Short-term energy forecasting plays an important role in real-time operational decision-making, such as electricity market bidding and power system dispatch, where both numerical accuracy and correct directional signals are essential. However, most existing forecasting approaches formulate the problem purely as a regression task, limiting their ability to explicitly capture stepwise directional movements and trend consistency required for operational decisions. To address this limitation, this paper proposes a trend-aware multi-task forecasting framework that decomposes forecasting outputs into directional movements and deviation magnitudes relative to the latest observation, enabling both accurate numerical prediction and interpretable trend-aware outputs. The framework adopts a task-specific dual-stream architecture and explores key design choices for integrating trend and deviation information, including hard versus probabilistic trend representations, symmetric versus asymmetric deviation modelling, and parallel versus sequential conditioning strategies. To stabilize multi-task learning and reduce manual tuning, an uncertainty-aware task weighting scheme is incorporated to automatically balance directional classification, deviation regression, and final output prediction during training. Experimental results on real-world energy datasets demonstrate that the proposed framework achieves competitive numerical accuracy compared with state-of-the-art algorithms, while consistently improving trend prediction performance with moderate computational cost. This capability is particularly beneficial in short-term energy system management, where consistent directional forecasting can provide more reliable decision support for practical operational scenarios such as market bidding, resource scheduling, and risk-aware energy management.

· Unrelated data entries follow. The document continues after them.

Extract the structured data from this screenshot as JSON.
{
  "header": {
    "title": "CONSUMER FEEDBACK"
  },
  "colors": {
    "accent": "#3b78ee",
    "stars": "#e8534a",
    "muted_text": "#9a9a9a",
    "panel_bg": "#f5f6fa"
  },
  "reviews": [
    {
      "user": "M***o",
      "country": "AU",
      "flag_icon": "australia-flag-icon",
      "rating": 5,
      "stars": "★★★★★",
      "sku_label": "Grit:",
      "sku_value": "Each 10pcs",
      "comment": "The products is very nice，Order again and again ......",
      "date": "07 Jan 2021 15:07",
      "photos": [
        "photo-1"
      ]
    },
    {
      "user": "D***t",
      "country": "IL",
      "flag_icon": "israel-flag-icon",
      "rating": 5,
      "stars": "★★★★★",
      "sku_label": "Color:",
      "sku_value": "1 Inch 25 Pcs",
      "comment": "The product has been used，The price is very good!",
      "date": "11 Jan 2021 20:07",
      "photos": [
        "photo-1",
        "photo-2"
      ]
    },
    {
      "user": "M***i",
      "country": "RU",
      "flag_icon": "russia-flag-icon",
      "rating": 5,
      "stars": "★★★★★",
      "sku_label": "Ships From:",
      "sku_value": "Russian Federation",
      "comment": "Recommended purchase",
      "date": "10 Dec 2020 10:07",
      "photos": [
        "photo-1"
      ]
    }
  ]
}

翻译：短期能源预测在电力市场竞价和电力系统调度等实时运行决策中具有重要作用，此类场景对数值精度与正确的方向性信号均提出要求。然而，现有预测方法大多将该问题单纯视为回归任务，难以显式捕捉运行决策所需的步进式方向变化和趋势一致性。为克服这一局限，本文提出一种趋势感知的多任务预测框架，将预测输出分解为相对于最新观测值的方向变化和偏差幅度，从而兼顾精确数值预测与可解释的趋势感知输出。该框架采用任务特定的双流架构，探索了集成趋势与偏差信息的关键设计选项，包括硬性与概率性趋势表示、对称与非对称偏差建模以及并行与顺序条件策略。为稳定多任务学习并减少人工调参，引入基于不确定性的任务权重方案，在训练过程中自动平衡方向分类、偏差回归与最终输出预测任务。在真实能源数据集上的实验结果表明，与现有先进算法相比，所提框架在保持竞争力数值精度的同时，能以适度计算开销持续提升趋势预测性能。该能力尤其在短期能源系统管理中具有重要价值——对市场竞价、资源调度及风险感知能源管理等实际运行场景，一致性的方向预测可提供更可靠的决策支持。